VETERANS DAY: Don’t forget why the U.S. joined the great war
The Great War ended 100 years ago today. It remains hard to understand even what the principals thought they were fighting for while killing off a staggering share of Europe’s young men in a four-year fit of collective insanity that transformed Western history and culture.
It was known as “the war to end all wars,” a descriptor first embodying enthusiastic idealism, later tragic irony. The United States finally joined to, President Woodrow Wilson said, “make the world safe for democracy.”

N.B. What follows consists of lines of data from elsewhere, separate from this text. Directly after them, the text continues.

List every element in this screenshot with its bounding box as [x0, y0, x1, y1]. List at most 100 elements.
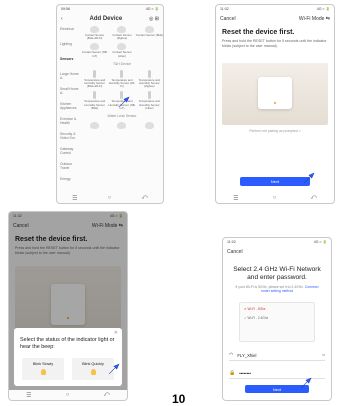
- device-tile-wifi-th[interactable]: Temperature and Humidity Sensor (Wi-Fi): [108, 69, 135, 89]
- category-sensors[interactable]: Sensors: [60, 57, 80, 72]
- status-time: 11:02: [227, 240, 236, 244]
- pointing-hand-icon: [299, 376, 313, 390]
- system-nav-bar: ☰ ○ ⤺: [216, 193, 334, 203]
- device-tile[interactable]: [108, 122, 135, 130]
- wifi-credentials-screen: 11:02 4G ≈ 🔋 Cancel Select 2.4 GHz Wi-Fi…: [222, 237, 332, 401]
- category-outdoor[interactable]: Outdoor Travel: [60, 162, 80, 177]
- top-bar: Cancel Wi-Fi Mode ⇆: [220, 14, 330, 24]
- device-tile[interactable]: [136, 122, 163, 130]
- leak-sensor-icon: [117, 122, 127, 130]
- device-tile[interactable]: Contact Sensor (NB-IoT): [81, 43, 108, 57]
- cancel-button[interactable]: Cancel: [227, 249, 243, 255]
- contact-sensor-icon: [90, 43, 100, 51]
- lock-icon: 🔒: [229, 370, 236, 376]
- contact-sensor-icon: [144, 26, 154, 33]
- top-bar: Cancel: [227, 247, 327, 257]
- menu-icon[interactable]: ☰: [233, 195, 238, 202]
- back-nav-icon[interactable]: ⤺: [103, 392, 109, 399]
- device-tile[interactable]: Temperature and Humidity Sensor (BLE): [81, 91, 108, 110]
- menu-icon[interactable]: ☰: [72, 195, 77, 202]
- category-security[interactable]: Security & Video Sur.: [60, 132, 80, 147]
- wifi-5ghz-row: ✕ Wi-Fi - 5Ghz: [244, 307, 266, 311]
- ssid-value: FLY_Xhiel: [237, 352, 257, 358]
- home-icon[interactable]: ○: [66, 392, 70, 398]
- status-bar: 11:02 4G ≈ 🔋: [220, 7, 330, 13]
- category-lighting[interactable]: Lighting: [60, 42, 80, 57]
- status-time: 09:56: [61, 7, 70, 11]
- status-bar: 11:02 4G ≈ 🔋: [227, 240, 327, 246]
- back-icon[interactable]: ‹: [61, 16, 63, 22]
- next-button[interactable]: Next: [240, 177, 310, 186]
- device-tile[interactable]: [81, 122, 108, 130]
- device-grid: Contact Sensor (BLE+Wi-Fi) Contact Senso…: [81, 26, 163, 130]
- system-nav-bar: ☰ ○ ⤺: [9, 390, 127, 400]
- page-number: 10: [172, 392, 186, 406]
- device-illustration: [222, 63, 328, 125]
- frequency-note: If your Wi-Fi is 5GHz, please set it to …: [235, 285, 319, 294]
- leak-sensor-icon: [144, 122, 154, 130]
- status-time: 11:02: [220, 7, 229, 11]
- device-tile[interactable]: Temperature and Humidity Sensor (Zigbee): [136, 69, 163, 89]
- cancel-button[interactable]: Cancel: [220, 16, 236, 22]
- status-bar: 09:56 4G ≈ 🔋: [61, 7, 159, 13]
- wifi-24ghz-row: ✓ Wi-Fi - 2.4Ghz: [244, 316, 269, 320]
- back-nav-icon[interactable]: ⤺: [310, 195, 316, 202]
- category-energy[interactable]: Energy: [60, 177, 80, 192]
- wifi-icon: ◠: [229, 352, 234, 358]
- category-small-home[interactable]: Small Home A.: [60, 87, 80, 102]
- device-tile[interactable]: Temperature and Humidity Sensor (other): [136, 91, 163, 110]
- mode-switch[interactable]: Wi-Fi Mode ⇆: [299, 16, 330, 22]
- category-kitchen[interactable]: Kitchen Appliances: [60, 102, 80, 117]
- sheet-question: Select the status of the indicator light…: [20, 337, 115, 350]
- bulb-icon: [90, 369, 96, 375]
- thermometer-icon: [147, 69, 151, 78]
- frequency-illustration: ✕ Wi-Fi - 5Ghz ✓ Wi-Fi - 2.4Ghz: [239, 302, 315, 342]
- category-large-home[interactable]: Large Home A.: [60, 72, 80, 87]
- device-tile[interactable]: Contact Sensor (BLE+Wi-Fi): [81, 26, 108, 40]
- contact-sensor-icon: [90, 26, 100, 33]
- close-icon[interactable]: ✕: [114, 330, 118, 336]
- page-title: Select 2.4 GHz Wi-Fi Network and enter p…: [233, 266, 321, 281]
- system-nav-bar: ☰ ○ ⤺: [57, 193, 163, 203]
- section-heading: Water Leak Sensor: [107, 114, 137, 119]
- switch-network-icon[interactable]: ⇆: [322, 353, 325, 357]
- step-title: Reset the device first.: [222, 29, 295, 36]
- pairing-link[interactable]: Perform net pairing as prompted >: [222, 129, 328, 133]
- password-value: ••••••••: [239, 370, 251, 376]
- router-icon: [258, 76, 292, 109]
- category-electrical[interactable]: Electrical: [60, 27, 80, 42]
- device-tile[interactable]: Contact Sensor (Zigbee): [108, 26, 135, 40]
- contact-sensor-icon: [117, 43, 127, 51]
- pointing-hand-icon: [302, 171, 316, 185]
- reset-blink-select-screen: 11:02 4G ≈ 🔋 Cancel Wi-Fi Mode ⇆ Reset t…: [8, 211, 128, 401]
- section-heading: T&H Device: [112, 61, 132, 66]
- back-nav-icon[interactable]: ⤺: [141, 195, 147, 202]
- status-indicators: 4G ≈ 🔋: [145, 7, 159, 11]
- device-tile[interactable]: Temperature and Humidity Sensor (BLE+Wi-…: [81, 69, 108, 89]
- blink-slowly-option[interactable]: Blink Slowly: [22, 358, 64, 380]
- add-device-screen: 09:56 4G ≈ 🔋 ‹ Add Device ◎ ⊞ Electrical…: [56, 4, 164, 204]
- thermometer-icon: [93, 91, 97, 100]
- category-exercise[interactable]: Exercise & Health: [60, 117, 80, 132]
- reset-device-screen: 11:02 4G ≈ 🔋 Cancel Wi-Fi Mode ⇆ Reset t…: [215, 4, 335, 204]
- bulb-icon: [40, 369, 46, 375]
- scan-icon[interactable]: ◎ ⊞: [149, 16, 159, 22]
- blink-status-sheet: ✕ Select the status of the indicator lig…: [14, 328, 122, 386]
- home-icon[interactable]: ○: [273, 195, 277, 201]
- thermometer-icon: [120, 69, 124, 78]
- menu-icon[interactable]: ☰: [26, 392, 31, 399]
- top-bar: ‹ Add Device ◎ ⊞: [61, 14, 159, 24]
- pointing-hand-icon: [107, 362, 121, 376]
- thermometer-icon: [93, 69, 97, 78]
- status-indicators: 4G ≈ 🔋: [316, 7, 330, 11]
- ssid-field[interactable]: ◠ FLY_Xhiel ⇆: [229, 350, 325, 361]
- device-tile[interactable]: Contact Sensor (BLE): [136, 26, 163, 40]
- home-icon[interactable]: ○: [108, 195, 112, 201]
- contact-sensor-icon: [117, 26, 127, 33]
- category-gateway[interactable]: Gateway Control: [60, 147, 80, 162]
- leak-sensor-icon: [90, 122, 100, 130]
- device-tile[interactable]: Contact Sensor (other): [108, 43, 135, 57]
- pointing-hand-icon: [117, 95, 131, 109]
- category-list: Electrical Lighting Sensors Large Home A…: [60, 27, 80, 192]
- step-instructions: Press and hold the RESET button for 5 se…: [222, 39, 327, 48]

He advocated a democratic world based on human rights and self-determination, recovering meaning from the slaughter in the collapse of authoritarian empires into new, hopefully democratic, nations.
When Wilson arrived in France for the 1919 peace conference, a reporter traveling with him wrote: “Here and there along the way, peasant families kneel beside the tracks to pray for him and his mission.”
We reasonably detect hypocrisy in Wilson’s proclamations: As the first Southern president since Reconstruction, he championed white supremacy. Knowing so much of America’s sins, we’re ready to be cynical and forget its also irreplaceable historic role promoting human rights.
America’s example and the force with which it has at times promoted democracy has strengthened its spread worldwide, in recent decades in parts of Eastern Europe, Latin America and Africa, where it had not been realized.
But again, today, we are an uncertain trumpet.
If the world’s most powerful nation doesn’t stand consistently and unabashedly for the imperatives of democracy and the inherent rights of the individual, these irreducible predicates of decent lives lose in a world filled with incumbent and aspiring dictators.
Many want to believe President Donald Trump is the problem, and a post-Trump world will inevitably be much better. But it was not Trump but President Barack Obama who, after inspiring the Arab Spring, put America behind the murderous Saudi war against Yemen, abandoned Syrian rebels who trusted in us, made not a peep as Russia invaded Syria to crush that rebellion, and wouldn’t take sides between new Egyptian democracy and U.S.-paid military thugs overthrowing it.
Both administrations reflected the cynicism and failure of imagination that also plagued America and the larger Western world after the Great War. Indifferent leadership of both parties has interchangeably betrayed our values and the world’s people.
As the first and only nation founded on ideals rather than national identity, we need again a change in orientation to the world far more profound than voting Trump out.
The recent murder of journalist Jamal Khashoggi embodies the collapse of American moral authority. After supporting Saudi murder of Yemenis for three years under two supposedly opposite administrations, we finally draw a line when Saudis murder a U.S. resident in a public place?
“Our values are more important than money and jobs,” Republican Sen. Lindsey Graham opined in October. “America’s moral voice is more important to the world than anything.” Can we agree at least on this across the divide?
Democracy, human rights and self-determination are not small matters. What is more important to humanity, beyond basic subsistence and health?
It’s way past time to recognize our friendly dictators and occupiers are, finally, murderers. They need force, and ultimately murder, to keep humans from claiming the natural rights we asserted in the words that gave us life as a nation, “that all men are created equal, that they are endowed by their Creator with certain inalienable rights.”
On the 100th anniversary of the four-year disaster that birthed the modern world, we need to rededicate ourselves so that our nation, and world, in Abraham Lincoln’s words, “shall have a new birth of freedom — and that government of the people, by the people, for the people, shall not perish from the earth.”